I felt everything so deeply in those years (still do), and I took the perceived societal standards of the time personally (working on not doing this). It’s not novel to acknowledge the universal experience for teenagers to have heightened emotions, struggle with their self-esteem, and figure out their place in the world while navigating the space between childhood and adulthood. But there is a distinct subset of sheltered and sensitive “preppy emo” millennials that found comfort somewhere at the unintuitive intersection of racks of J.Crew button downs and nasally pop punk anthems by Fall Out Boy, Death Cab for Cutie, Jack’s Mannequin, Motion City Soundtrack, The Spill Canvas, Brand New, Dashboard Confessional, and the like.
These bands poured an endless source of drama through my wired headphones and powder blue Sony boombox. See: The Spill Canvas: “And I’ll let you get the best of me / Because there’s nothing else that I do well / I’ll be the giver and you’ll be the taker / I guess that’s how this one’s gotta go … / You’ve got me down on my knees and I proclaim / All hail the heartbreaker.” See also: Motion City Soundtrack: “From the falsest smile / To the fear of death is why / The pain reminds us that we’re still alive.” And Fall Out Boy: “My heart is on my sleeve / Wear it like a bruise or black eye / My badge, my witness.”
These shameless emotional outbursts, which can read like a teenager’s diary in print, were validating because they communicated something like: you are not the only one who thinks this life is hard (even though, objectively, your life is not hard). This genre validated that even in the absence of what the general population would view as a traumatic experience, no matter how “good” your life is, it is an emotional experience to be a human being on this earth; to grow and change and trust and be disappointed and feel less than and lose control and have your heart broken and think things are going to be one way but they turn out to be different. To shed who you used to be. To constantly feel like you must move on from one thing or another.

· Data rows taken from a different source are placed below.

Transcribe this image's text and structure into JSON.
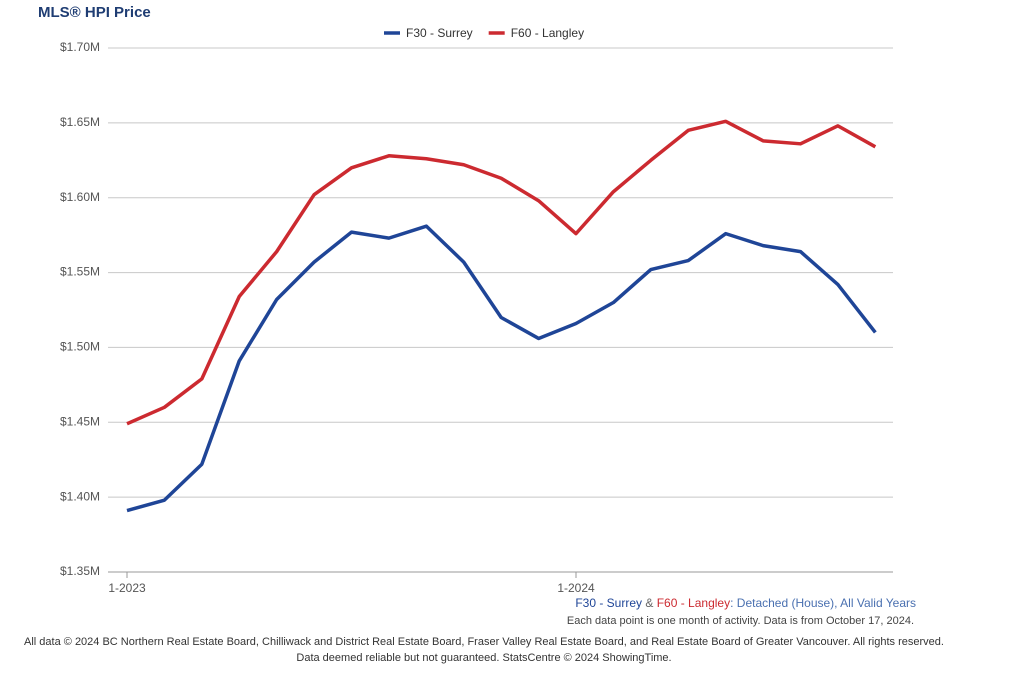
{
  "chart_data": {
    "type": "line",
    "title": "MLS® HPI Price",
    "categories": [
      "1-2023",
      null,
      null,
      null,
      null,
      null,
      null,
      null,
      null,
      null,
      null,
      null,
      "1-2024",
      null,
      null,
      null,
      null,
      null,
      null,
      null,
      null
    ],
    "series": [
      {
        "name": "F30 - Surrey",
        "color": "#1f4597",
        "values": [
          1391000,
          1398000,
          1422000,
          1491000,
          1532000,
          1557000,
          1577000,
          1573000,
          1581000,
          1557000,
          1520000,
          1506000,
          1516000,
          1530000,
          1552000,
          1558000,
          1576000,
          1568000,
          1564000,
          1542000,
          1510000
        ]
      },
      {
        "name": "F60 - Langley",
        "color": "#cc2a30",
        "values": [
          1449000,
          1460000,
          1479000,
          1534000,
          1564000,
          1602000,
          1620000,
          1628000,
          1626000,
          1622000,
          1613000,
          1598000,
          1576000,
          1604000,
          1625000,
          1645000,
          1651000,
          1638000,
          1636000,
          1648000,
          1634000
        ]
      }
    ],
    "ylim": [
      1350000,
      1700000
    ],
    "yticks": [
      {
        "value": 1350000,
        "label": "$1.35M"
      },
      {
        "value": 1400000,
        "label": "$1.40M"
      },
      {
        "value": 1450000,
        "label": "$1.45M"
      },
      {
        "value": 1500000,
        "label": "$1.50M"
      },
      {
        "value": 1550000,
        "label": "$1.55M"
      },
      {
        "value": 1600000,
        "label": "$1.60M"
      },
      {
        "value": 1650000,
        "label": "$1.65M"
      },
      {
        "value": 1700000,
        "label": "$1.70M"
      }
    ],
    "grid": true,
    "legend": "top",
    "caption_joiner": "&",
    "caption_suffix": ": Detached (House), All Valid Years",
    "note": "Each data point is one month of activity. Data is from October 17, 2024.",
    "footer": [
      "All data © 2024 BC Northern Real Estate Board, Chilliwack and District Real Estate Board, Fraser Valley Real Estate Board, and Real Estate Board of Greater Vancouver. All rights reserved.",
      "Data deemed reliable but not guaranteed. StatsCentre © 2024 ShowingTime."
    ]
  }
}
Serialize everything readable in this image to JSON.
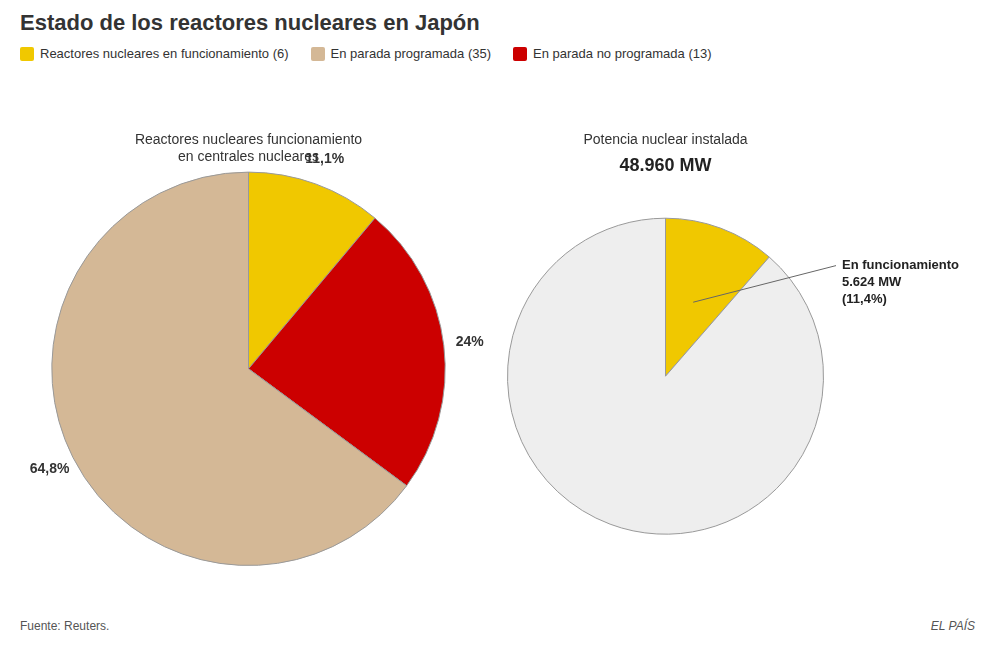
{
  "title": "Estado de los reactores nucleares en Japón",
  "legend_items": [
    {
      "label": "Reactores nucleares en funcionamiento (6)",
      "color": "#f0c800"
    },
    {
      "label": "En parada programada (35)",
      "color": "#d4b896"
    },
    {
      "label": "En parada no programada (13)",
      "color": "#cc0000"
    }
  ],
  "source": "Fuente: Reuters.",
  "credit": "EL PAÍS",
  "chart_data": [
    {
      "type": "pie",
      "title": "Reactores nucleares funcionamiento\nen centrales nucleares",
      "values": [
        11.1,
        24.0,
        64.8
      ],
      "value_labels": [
        "11,1%",
        "24%",
        "64,8%"
      ],
      "colors": [
        "#f0c800",
        "#cc0000",
        "#d4b896"
      ],
      "data_labels": true
    },
    {
      "type": "pie",
      "title": "Potencia nuclear instalada",
      "subtitle": "48.960 MW",
      "values": [
        11.4,
        88.6
      ],
      "colors": [
        "#f0c800",
        "#eeeeee"
      ],
      "annotations": [
        "En funcionamiento\n5.624 MW\n(11,4%)"
      ],
      "data_labels": false
    }
  ]
}
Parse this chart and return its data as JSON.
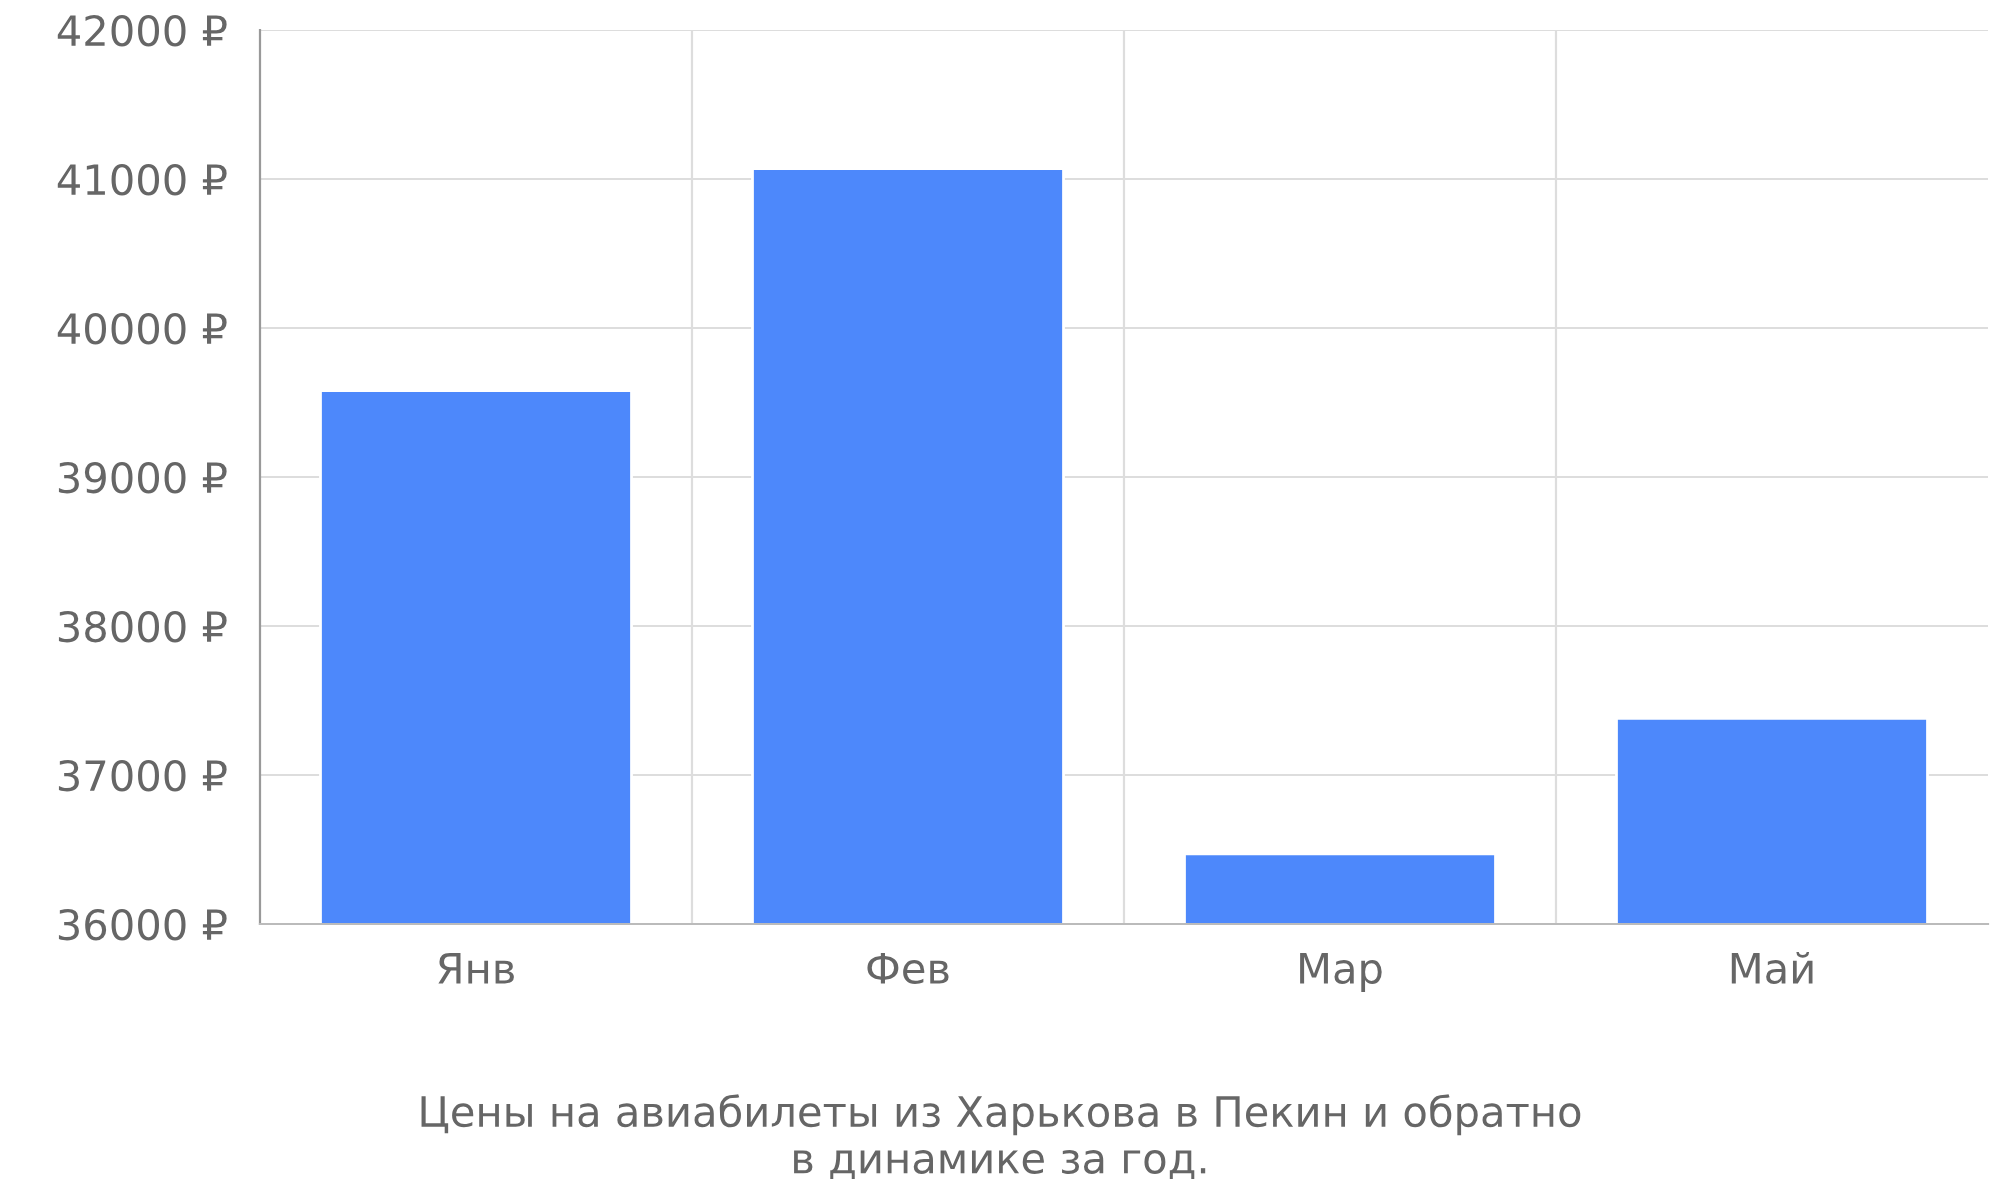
{
  "chart_data": {
    "type": "bar",
    "title": "Цены на авиабилеты из Харькова в Пекин и обратно\nв динамике за год.",
    "categories": [
      "Янв",
      "Фев",
      "Мар",
      "Май"
    ],
    "values": [
      39580,
      41070,
      36470,
      37380
    ],
    "color": "#4d88fb",
    "ylim": [
      36000,
      42000
    ],
    "yticks": [
      {
        "value": 36000,
        "label": "36000 ₽"
      },
      {
        "value": 37000,
        "label": "37000 ₽"
      },
      {
        "value": 38000,
        "label": "38000 ₽"
      },
      {
        "value": 39000,
        "label": "39000 ₽"
      },
      {
        "value": 40000,
        "label": "40000 ₽"
      },
      {
        "value": 41000,
        "label": "41000 ₽"
      },
      {
        "value": 42000,
        "label": "42000 ₽"
      }
    ],
    "grid": true
  }
}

I was taught that one should never “peak” in life. And if one is going to peak, it shouldn’t be in middle or high school. But I do like the idea of taking curated pieces (whether emotional or tangible) from past life phases into the current phase. In Slouching Towards Bethlehem, Joan Didion advised us to “keep on nodding terms with the people we used to be.” Certain parts of my past selves won’t make the cut for me: along with the donated handbags, I’ve ditched my participation in an endless, miserable, and impossible game of trying to be pretty enough, skinny enough. But I think I’ll keep my pop punk playlists for an energy boost akin to drinking a double shot of espresso to push through an afternoon slump and a reminder that it’s alright to “feel big” while moving through this life. Because that’s just timeless.